14.9. Block I/O

Review

The block I/O functions perform simple operations that require programmers to perform many additional data processing steps. Some of the required steps are based on operations covered previously. Please review the following as needed:

There are two ways we might think block I/O is simple. First, it is simple in the sense that the two main block I/O functions require only two parameters: an address and the number of bytes to transfer. The address is where the read function stores the input data and from where the write function takes the output data. Block I/O is also simple in the sense that neither function formats nor modifies the data in any way - the functions simply move data, as a stream of bytes, between the program and a file. Although the first argument for both functions is a character pointer, char*, we can use the functions to read and write many kinds of data. The type char is used here as a synonym for "byte."

The main block I/O functions. The variable buffer is the address of a block of memory. We can create the block as an array, as a single object (i.e., an instance of a class or a structure), or as simple multi-byte data (e.g., an int, which is typically four or eight bytes). streamsize is a pseudo data type that is translated into an unsigned integer whose size is appropriate for a given system. Repeating the description of gcount from the Character I/O section, the "g" in the function name is short for "get," which is used as a synonym for read or input. The function returns a count of how many bytes or characters were read with the last read function call. For more detail, please see:
Three images depicting how data blocks are stored in a file. In the top or (a) picture, the blocks are all a uniform size. In the second or (b) picture, alternate blcoks have a different size. And in the final or (c) picture, the data blocks can have any size, but the data block size is stored in the file before the data.
Reading and writing blocks of data. The very simplicity of block I/O operations makes them very flexible, albeit at the expense of additional effort on the part of the programmer. Each time that a read or write function is called, the programmer must have some way of knowing how many bytes to read or write. There are three common ways of solving this problem:
  1. In the most simple (and the most common) case, all of the blocks are the same size. Each square may represent:
    1. a single byte or character
    2. a single integer or other simple type
    3. an object
  2. It is possible to intermix blocks of different sizes as long as two conditions are met:
    1. each kind of block is the same size - e.g., all the blue blocks are the same size and all the gold blocks are the same size
    2. the different kinds of blocks are stored in a predictable, repeating pattern - the pattern allows programmers to know how many bytes to read on each input operation
  3. Blocks of varying sizes are possible but the programmer must store the size of each block before before storing the data.
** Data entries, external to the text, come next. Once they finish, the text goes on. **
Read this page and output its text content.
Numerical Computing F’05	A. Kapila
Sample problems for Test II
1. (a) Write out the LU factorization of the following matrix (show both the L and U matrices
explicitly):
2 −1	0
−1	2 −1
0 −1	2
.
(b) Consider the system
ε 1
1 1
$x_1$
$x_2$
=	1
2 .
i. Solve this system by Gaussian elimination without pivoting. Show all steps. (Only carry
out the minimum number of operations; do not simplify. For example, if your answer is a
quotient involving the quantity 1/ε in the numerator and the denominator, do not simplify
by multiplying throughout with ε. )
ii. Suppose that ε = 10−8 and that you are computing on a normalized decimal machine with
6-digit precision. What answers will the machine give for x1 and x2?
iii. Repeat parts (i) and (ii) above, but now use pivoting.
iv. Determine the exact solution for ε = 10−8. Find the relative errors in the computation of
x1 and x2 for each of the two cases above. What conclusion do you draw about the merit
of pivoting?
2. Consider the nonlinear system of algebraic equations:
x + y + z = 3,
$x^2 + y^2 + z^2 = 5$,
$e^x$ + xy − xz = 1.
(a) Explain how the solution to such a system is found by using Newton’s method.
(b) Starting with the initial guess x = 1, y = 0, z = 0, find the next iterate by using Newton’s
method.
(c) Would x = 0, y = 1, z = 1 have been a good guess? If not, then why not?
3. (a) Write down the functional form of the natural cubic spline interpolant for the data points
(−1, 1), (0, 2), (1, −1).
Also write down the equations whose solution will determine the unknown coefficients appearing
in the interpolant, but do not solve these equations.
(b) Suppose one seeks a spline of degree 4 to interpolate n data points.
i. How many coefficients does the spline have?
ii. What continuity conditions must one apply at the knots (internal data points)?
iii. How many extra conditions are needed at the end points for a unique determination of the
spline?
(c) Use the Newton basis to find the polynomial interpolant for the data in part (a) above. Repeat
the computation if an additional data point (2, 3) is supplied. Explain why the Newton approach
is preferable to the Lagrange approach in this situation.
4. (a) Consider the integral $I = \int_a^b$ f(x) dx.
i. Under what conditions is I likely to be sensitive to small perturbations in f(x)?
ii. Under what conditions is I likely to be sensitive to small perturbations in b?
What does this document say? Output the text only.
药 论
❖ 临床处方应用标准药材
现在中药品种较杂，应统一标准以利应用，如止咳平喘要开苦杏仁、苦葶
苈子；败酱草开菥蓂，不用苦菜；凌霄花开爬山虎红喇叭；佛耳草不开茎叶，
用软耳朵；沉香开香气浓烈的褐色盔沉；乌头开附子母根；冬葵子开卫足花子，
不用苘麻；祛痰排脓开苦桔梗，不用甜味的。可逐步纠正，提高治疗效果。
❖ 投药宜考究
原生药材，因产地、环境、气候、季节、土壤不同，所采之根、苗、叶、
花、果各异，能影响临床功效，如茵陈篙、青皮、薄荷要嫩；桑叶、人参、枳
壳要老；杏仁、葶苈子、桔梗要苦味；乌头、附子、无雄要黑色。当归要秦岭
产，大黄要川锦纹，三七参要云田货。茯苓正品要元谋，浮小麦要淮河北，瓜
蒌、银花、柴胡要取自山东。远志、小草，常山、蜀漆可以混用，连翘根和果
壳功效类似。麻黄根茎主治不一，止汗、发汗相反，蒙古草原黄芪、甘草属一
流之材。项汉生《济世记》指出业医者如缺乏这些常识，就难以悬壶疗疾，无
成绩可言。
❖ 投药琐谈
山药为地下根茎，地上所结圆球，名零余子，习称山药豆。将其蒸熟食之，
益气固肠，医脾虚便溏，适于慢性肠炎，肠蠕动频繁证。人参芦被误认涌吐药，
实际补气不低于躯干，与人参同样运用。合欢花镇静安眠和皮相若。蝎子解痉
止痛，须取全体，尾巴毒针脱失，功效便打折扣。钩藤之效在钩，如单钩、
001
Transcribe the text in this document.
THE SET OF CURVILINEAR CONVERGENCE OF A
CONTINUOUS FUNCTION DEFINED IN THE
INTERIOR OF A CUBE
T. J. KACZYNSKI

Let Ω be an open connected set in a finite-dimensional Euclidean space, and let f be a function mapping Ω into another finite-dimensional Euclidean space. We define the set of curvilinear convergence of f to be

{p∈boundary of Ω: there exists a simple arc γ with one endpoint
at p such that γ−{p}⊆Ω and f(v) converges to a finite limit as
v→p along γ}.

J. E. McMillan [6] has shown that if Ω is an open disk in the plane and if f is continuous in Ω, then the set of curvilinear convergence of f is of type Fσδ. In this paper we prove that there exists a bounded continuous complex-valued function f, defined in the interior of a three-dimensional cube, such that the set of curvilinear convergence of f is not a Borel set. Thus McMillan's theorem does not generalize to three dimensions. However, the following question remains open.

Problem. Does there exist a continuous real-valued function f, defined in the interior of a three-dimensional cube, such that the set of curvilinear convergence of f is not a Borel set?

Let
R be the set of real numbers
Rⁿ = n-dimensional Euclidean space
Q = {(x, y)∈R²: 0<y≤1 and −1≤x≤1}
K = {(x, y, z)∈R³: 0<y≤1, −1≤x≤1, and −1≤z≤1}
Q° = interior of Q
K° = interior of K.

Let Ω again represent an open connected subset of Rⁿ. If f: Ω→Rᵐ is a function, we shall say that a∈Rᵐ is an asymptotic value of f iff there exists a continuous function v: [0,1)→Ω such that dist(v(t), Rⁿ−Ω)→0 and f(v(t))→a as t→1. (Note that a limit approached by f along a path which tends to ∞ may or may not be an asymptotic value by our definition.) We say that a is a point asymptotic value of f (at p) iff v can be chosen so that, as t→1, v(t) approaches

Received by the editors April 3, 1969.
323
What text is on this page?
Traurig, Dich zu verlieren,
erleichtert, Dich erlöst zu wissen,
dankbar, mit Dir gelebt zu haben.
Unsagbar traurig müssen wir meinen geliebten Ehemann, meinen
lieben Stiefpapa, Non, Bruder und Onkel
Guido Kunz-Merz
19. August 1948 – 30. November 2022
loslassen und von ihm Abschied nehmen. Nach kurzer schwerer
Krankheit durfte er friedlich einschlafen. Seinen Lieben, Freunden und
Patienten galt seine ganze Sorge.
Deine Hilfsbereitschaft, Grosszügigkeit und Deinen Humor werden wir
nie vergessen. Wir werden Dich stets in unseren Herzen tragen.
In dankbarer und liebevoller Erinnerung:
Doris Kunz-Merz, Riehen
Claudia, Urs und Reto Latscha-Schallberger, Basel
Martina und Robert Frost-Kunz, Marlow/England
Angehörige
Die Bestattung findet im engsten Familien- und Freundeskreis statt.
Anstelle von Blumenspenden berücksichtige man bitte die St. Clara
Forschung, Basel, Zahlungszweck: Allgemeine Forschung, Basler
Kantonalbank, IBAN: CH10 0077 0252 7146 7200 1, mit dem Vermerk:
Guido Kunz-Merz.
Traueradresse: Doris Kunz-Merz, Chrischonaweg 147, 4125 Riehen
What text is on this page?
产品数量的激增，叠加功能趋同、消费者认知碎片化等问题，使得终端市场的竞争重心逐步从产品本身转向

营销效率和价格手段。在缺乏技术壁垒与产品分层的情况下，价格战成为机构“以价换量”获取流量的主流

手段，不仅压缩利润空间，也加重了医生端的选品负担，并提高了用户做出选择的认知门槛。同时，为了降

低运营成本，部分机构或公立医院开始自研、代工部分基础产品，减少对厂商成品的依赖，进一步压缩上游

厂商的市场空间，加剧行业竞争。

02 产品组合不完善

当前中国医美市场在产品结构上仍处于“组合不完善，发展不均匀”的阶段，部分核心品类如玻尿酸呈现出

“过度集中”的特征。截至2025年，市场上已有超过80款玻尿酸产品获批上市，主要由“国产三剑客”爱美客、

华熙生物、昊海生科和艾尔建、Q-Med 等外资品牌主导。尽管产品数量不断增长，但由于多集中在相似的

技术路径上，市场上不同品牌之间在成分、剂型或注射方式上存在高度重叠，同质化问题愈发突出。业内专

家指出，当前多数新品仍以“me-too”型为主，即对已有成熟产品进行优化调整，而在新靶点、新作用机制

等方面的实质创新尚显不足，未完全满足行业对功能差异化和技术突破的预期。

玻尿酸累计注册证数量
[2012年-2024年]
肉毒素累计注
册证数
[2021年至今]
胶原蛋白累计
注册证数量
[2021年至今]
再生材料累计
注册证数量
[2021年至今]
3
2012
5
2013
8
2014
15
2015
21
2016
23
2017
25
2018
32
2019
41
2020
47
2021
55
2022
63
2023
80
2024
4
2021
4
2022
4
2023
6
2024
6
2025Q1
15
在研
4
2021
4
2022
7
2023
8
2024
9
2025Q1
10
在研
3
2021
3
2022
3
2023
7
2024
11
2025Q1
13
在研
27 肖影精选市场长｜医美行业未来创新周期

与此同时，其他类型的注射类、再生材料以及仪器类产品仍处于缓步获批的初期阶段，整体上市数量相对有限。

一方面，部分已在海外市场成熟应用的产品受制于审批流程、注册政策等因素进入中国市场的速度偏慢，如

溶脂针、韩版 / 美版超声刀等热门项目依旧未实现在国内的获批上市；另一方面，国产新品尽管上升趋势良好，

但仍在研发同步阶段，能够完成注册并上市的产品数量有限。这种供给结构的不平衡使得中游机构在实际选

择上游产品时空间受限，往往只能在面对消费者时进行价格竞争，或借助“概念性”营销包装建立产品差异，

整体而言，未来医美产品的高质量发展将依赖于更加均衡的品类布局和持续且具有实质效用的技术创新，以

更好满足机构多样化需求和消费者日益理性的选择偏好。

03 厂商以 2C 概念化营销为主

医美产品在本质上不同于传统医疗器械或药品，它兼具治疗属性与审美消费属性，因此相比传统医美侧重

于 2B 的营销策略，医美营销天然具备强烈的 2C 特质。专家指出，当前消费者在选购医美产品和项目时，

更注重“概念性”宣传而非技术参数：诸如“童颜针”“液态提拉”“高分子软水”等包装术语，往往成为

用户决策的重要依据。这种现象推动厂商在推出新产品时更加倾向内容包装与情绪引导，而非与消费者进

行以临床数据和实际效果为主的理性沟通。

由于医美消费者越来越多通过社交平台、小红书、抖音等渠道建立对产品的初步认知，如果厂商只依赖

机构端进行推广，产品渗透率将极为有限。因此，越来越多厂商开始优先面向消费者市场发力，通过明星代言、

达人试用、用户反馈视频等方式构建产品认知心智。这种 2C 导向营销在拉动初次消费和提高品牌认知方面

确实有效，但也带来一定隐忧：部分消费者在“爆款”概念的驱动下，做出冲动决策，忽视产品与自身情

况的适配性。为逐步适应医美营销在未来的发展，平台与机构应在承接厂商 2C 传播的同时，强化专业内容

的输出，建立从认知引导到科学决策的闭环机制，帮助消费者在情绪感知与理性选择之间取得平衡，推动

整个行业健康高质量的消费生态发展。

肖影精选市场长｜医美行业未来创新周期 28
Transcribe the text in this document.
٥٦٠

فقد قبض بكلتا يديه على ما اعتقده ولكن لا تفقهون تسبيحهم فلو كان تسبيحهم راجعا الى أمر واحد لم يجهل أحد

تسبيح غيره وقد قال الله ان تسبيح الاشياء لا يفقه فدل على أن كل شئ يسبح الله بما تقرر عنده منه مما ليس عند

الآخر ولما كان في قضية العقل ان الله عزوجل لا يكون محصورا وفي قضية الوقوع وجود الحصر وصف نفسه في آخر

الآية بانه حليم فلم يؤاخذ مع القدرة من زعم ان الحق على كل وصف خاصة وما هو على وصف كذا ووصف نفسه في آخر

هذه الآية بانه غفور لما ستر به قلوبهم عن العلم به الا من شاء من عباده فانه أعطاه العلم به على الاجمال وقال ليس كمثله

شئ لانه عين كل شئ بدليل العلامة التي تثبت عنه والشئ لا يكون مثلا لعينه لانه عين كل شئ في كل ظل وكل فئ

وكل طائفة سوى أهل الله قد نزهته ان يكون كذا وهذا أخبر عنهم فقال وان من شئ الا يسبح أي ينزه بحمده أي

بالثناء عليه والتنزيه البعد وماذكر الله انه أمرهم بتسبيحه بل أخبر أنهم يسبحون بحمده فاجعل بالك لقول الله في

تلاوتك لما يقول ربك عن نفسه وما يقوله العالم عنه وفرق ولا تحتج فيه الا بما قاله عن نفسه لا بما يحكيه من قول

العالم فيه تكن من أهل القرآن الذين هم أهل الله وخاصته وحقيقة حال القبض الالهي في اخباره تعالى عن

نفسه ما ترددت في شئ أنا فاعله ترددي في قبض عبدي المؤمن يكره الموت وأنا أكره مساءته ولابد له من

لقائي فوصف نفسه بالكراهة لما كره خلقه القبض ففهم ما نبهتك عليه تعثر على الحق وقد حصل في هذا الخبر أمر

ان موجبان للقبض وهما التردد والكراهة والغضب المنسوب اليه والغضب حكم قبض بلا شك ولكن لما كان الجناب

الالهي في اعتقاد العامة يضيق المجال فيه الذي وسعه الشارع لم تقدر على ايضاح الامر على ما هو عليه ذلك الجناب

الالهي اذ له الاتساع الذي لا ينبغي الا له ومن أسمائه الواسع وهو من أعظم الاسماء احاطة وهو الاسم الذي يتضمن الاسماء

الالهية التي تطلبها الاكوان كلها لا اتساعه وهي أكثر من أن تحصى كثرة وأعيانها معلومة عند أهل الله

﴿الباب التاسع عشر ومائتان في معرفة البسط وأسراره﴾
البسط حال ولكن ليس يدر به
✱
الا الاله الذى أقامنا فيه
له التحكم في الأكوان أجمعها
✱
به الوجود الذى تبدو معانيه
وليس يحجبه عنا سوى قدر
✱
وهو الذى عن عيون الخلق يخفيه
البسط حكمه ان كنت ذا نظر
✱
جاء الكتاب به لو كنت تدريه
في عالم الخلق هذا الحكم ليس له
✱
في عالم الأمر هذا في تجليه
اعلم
The small purple rectangles represent the size of the following data block painted green

Although block I/O is flexible, powerful, and the mainstay of some kinds of computing, there is a critical aspect we keep in mind: Data processed with block I/O functions are typically in a binary format and are often not portable between computers based on different hardware or running other operating systems. Even on the same computer, different compiler settings can make data written by one program unreadable by another. For example, the Visual Studio compiler generates 32-bit integers by default, but can we reconfigure it to create 64-bit integers. The differences between how various computers represent binary data often make it necessary to programmatically "massage" data when transferring it between systems. Alternatively, we can export the data to a more portable format - for example, the comma-separated values or CSV format used by many spreadsheet and database programs - and then import it on the second system. Fortunately, moving binary data between incompatible systems happens infrequently.

Common Programming Patterns

Although the first argument of both the read and write functions is a character pointer, the block I/O functions treat the data as essentially typeless. When the block I/O functions read or write data, they treat it as just a stream or sequence of bytes - the kind of data that the block represents is not significant. So, with typecasting, the block I/O functions can handle any data.

  Data Block I/O
(a)
ifstream in(in_name, ios::binary);
ofstream out(out_name, ios::binary);
 
(b)
char	block[512];
int	count;
in.read(block, 512);
while ((count = in.gcount()) > 0)
{
	out.write(block, count);
	in.read(block, 512);
}
(c)
int counter;
out.write((char *) & counter, sizeof(int));

in.read((char *) & counter, sizeof(int));
(d)
int array[100];
for (int i = 0; i < 100; i++)
	out.write((char *) & array[i], sizeof(int));
out.write((char *)array, 100 * sizeof(int));

for (int i = 0; i < 100; i++)
	in.read((char *) & array[i], sizeof(int));
in.read((char *)array, 100 * sizeof(int));
(e)
struct foo { . . . };
foo my_foo;
out.write((char *) & my_foo, sizeof(foo));

in.read((char *) & my_foo, sizeof(foo));
(f)
struct foo { . . . };
foo my_foo[100];
for (int i = 0; i < 100; i++)
	out.write((char *) & my_foo[i], sizeof(foo));
out.write((char *) my_foo, 100 * sizeof(foo));

for (int i = 0; i < 100; i++)
	in.read((char *) & my_foo[i], sizeof(foo));
in.read((char *) my_foo, 100 * sizeof(foo));
Using various kinds of data with block I/O operations. By using a combination of the address of operator, typecasting and the sizeof operator, the block I/O functions can support virtually any kind of data.
  1. Defining the file stream objects appearing in the examples. Replace the first constructor parameter with an appropriate file name or a variable - either a string or a C-string.
  2. The block I/O version of the mycopy example repeated to demonstrate a common pattern. The second parameter is the number of bytes to transfer between the array and the file. The read function requests 512 bytes but will read less if there are fewer than 512 remaining in the file. The gcount function returns the number of bytes read by the last read operation. This code fragment copies a file, so, to preserve the correct file size, the write function writes the actual number of bytes read.
  3. The two complementary I/O operations illustrated here typically appear in different parts of a program. This example illustrates how to read or write an integer as a contiguous block of bytes. The expression comprising the first argument gets the address of the integer, then casts it to a character pointer to match the function's argument list. The second argument gets the size of an integer, which is the number of bytes to read or write. We can replace int with double, float, etc. for other kinds of fundamental or primitive data types.
  4. Programmers have two options when reading and writing arrays: First, we may use a for-loop to access each element of the array and read or write the array one element at a time. Alternatively, we can calculate the total number of bytes to transfer. The total number is the product of the number of array elements and the size, measured in bytes, of each array element. The block I/O functions can transfer the entire array as a single block because the array elements form a contiguous block in memory.
  5. We can also read and write objects (instances of structures or classes). But there is one potential problem. If an object contains a pointer field, the I/O operations read or write the address in the pointer - not the data to which the pointer points. Programming a solution for this problem is possible but challenging.
  6. It's also possible to read and write arrays of objects based on the same reasoning as (d).